The TP53 gene is a tumor suppressor that maps on chromosome 17 (17p13). In multiple myeloma (MM), 17p deletion (del17p) associates with poor prognosis of disease progression. TP53 deletions are rare at MM diagnosis, but they increase as disease advances and are associated with poor outcomes.
To understand the prognostic value of TP53 subclonal deletions, Vallari Shah from Martin Kaiser’s group at the Institute of Cancer Research, London, UK, and collaborators, studied the association between these deletions and the clinical outcomes of newly diagnosed (ND) MM patients.
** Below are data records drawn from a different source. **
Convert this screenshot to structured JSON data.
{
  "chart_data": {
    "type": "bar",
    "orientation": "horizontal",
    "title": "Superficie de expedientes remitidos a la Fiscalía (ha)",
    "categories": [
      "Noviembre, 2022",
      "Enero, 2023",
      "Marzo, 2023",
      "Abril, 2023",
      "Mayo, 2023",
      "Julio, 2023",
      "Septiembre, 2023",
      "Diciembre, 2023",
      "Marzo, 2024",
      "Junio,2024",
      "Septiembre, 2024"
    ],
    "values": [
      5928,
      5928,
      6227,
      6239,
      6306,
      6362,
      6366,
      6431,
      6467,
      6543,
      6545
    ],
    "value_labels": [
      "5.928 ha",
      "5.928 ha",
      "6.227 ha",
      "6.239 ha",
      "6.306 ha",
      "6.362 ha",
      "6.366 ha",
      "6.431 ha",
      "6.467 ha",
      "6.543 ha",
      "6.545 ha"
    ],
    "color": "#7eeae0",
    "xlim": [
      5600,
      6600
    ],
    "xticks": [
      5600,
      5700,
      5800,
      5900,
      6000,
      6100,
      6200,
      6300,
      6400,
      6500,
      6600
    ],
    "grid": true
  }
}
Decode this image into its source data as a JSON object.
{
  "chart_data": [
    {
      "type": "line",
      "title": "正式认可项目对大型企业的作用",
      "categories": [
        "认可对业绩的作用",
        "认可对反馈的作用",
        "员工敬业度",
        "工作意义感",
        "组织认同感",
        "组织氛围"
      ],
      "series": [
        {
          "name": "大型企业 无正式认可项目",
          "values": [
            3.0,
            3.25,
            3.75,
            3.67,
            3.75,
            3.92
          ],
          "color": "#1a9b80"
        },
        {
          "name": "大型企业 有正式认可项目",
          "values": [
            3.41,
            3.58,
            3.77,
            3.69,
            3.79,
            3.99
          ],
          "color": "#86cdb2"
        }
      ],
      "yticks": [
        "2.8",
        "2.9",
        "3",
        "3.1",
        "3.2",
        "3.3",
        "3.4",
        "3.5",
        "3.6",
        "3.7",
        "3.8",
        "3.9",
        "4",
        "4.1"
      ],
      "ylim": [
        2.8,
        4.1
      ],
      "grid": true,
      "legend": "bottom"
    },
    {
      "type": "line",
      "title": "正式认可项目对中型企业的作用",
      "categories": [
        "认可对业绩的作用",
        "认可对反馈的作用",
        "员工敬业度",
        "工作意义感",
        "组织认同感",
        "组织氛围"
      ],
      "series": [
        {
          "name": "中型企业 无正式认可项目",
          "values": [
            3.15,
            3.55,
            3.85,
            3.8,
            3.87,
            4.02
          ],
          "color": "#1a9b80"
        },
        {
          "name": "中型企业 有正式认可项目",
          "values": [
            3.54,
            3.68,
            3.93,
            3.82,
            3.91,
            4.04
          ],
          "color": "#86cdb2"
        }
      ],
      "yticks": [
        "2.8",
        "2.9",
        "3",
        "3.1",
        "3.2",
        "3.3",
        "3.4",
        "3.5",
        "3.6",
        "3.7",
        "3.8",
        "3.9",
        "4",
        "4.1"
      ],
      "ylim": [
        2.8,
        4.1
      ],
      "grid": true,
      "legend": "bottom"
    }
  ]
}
They used a technique known as MLPA (multiplex ligation-dependent probe amplification), to define a cut-off value of subclonal TP53 deletions that is clinically significant. MLPA can be easily set up in a diagnostic laboratory and, in contrast to iFISH (interphase fluorescent in situ hybridization), it easily allows detection of TP53 deletions in subclones of myeloma cells. The results of the study were published in Blood in October 2018.
- Number of NDMM patients analyzed with MLPA: 1,777
- Normalized cut-off TP53 MLPA value: < 0.8; the prognostic significance of this value was confirmed by:
- Univariate Kaplan-Meier log-rank testing (P = 6.7 x 10-15)
- Cox regression (Wald-test, P = 4.1 x 10-14)
- Number of tumors with subclonal TP53 deletions identified using MLPA < 0.8: 192/1,777 (10.8%)
- Relationship between MLPA value and tumor clonality:
- MLPA < 0.8 = 10–20% del17p (subclonal)
- MLPA < 0.6 = ≥ 50% del17p (subclonal)
- MLPA < 0.5 = 95–100% del17p (fully clonal)
- Patients showed no differences in treatment allocation, key demographics, or induction response, independently of whether they had tumors with TP53 deletions (MLPA < 0.8) or not
- TP53 deletions associated with features of advanced disease: reduced platelet counts (150 x 109/L, P = 5.1 x 10-4) and poorer performance status (WHO ≥ 2, P = 0.0012)
- One hundred and ninety-two tumors with TP53 deletions were further divided into three groups, and each one of those independently associated with shorter overall survival (OS)
- Subclonal: MLPA ≥ 0.7 < 0.8; n = 67; hazard ratio (HR), 1.8; 95% confidence interval [CI], 1.2–2.8, P = 0.01
- Intermediate clonal: MLPA ≥ 0.55 < 0.7; n = 64; HR, 2.9; 95% CI, 1.9–4.4, P = 5.6 x 10-7
- Clonal: MLPA < 0.55; n = 61; HR, 2.2; 95% CI, 1.4–3.2, P = 0.0002
- Clonal, but not subclonal, TP53 deletion was associated with:
- Reduced platelet count < 150 x 109/L (35% vs 9%, P = 0.00047)
- High LDH level > 300 U/L (57% vs 32%, P = 0.012)
- Higher rates of del(13q) (68% vs 40%, P = 0.002) and/or del(1p) (21% vs 4%, P = 0.006)
- Homozygous TP53 deletion rate was low (0.6%) and associated with a median OS of 22.4 months (HR, 3.7; 95% CI, 1.5–8.9, P = 0.004)
- Exome sequencing of 422 MLPA-studied tumors revealed 2.4% bi-allelic TP53 loss-of-function (mutation and deletion) and 11.1% mono-allelic loss. Bi-allelic and mono-allelic loss- of-function were associated with poor OS.
Subclonal TP53 deletions can be useful prognostic markers in MM and can be detected in a prognostic laboratory with the use of the MLPA assay.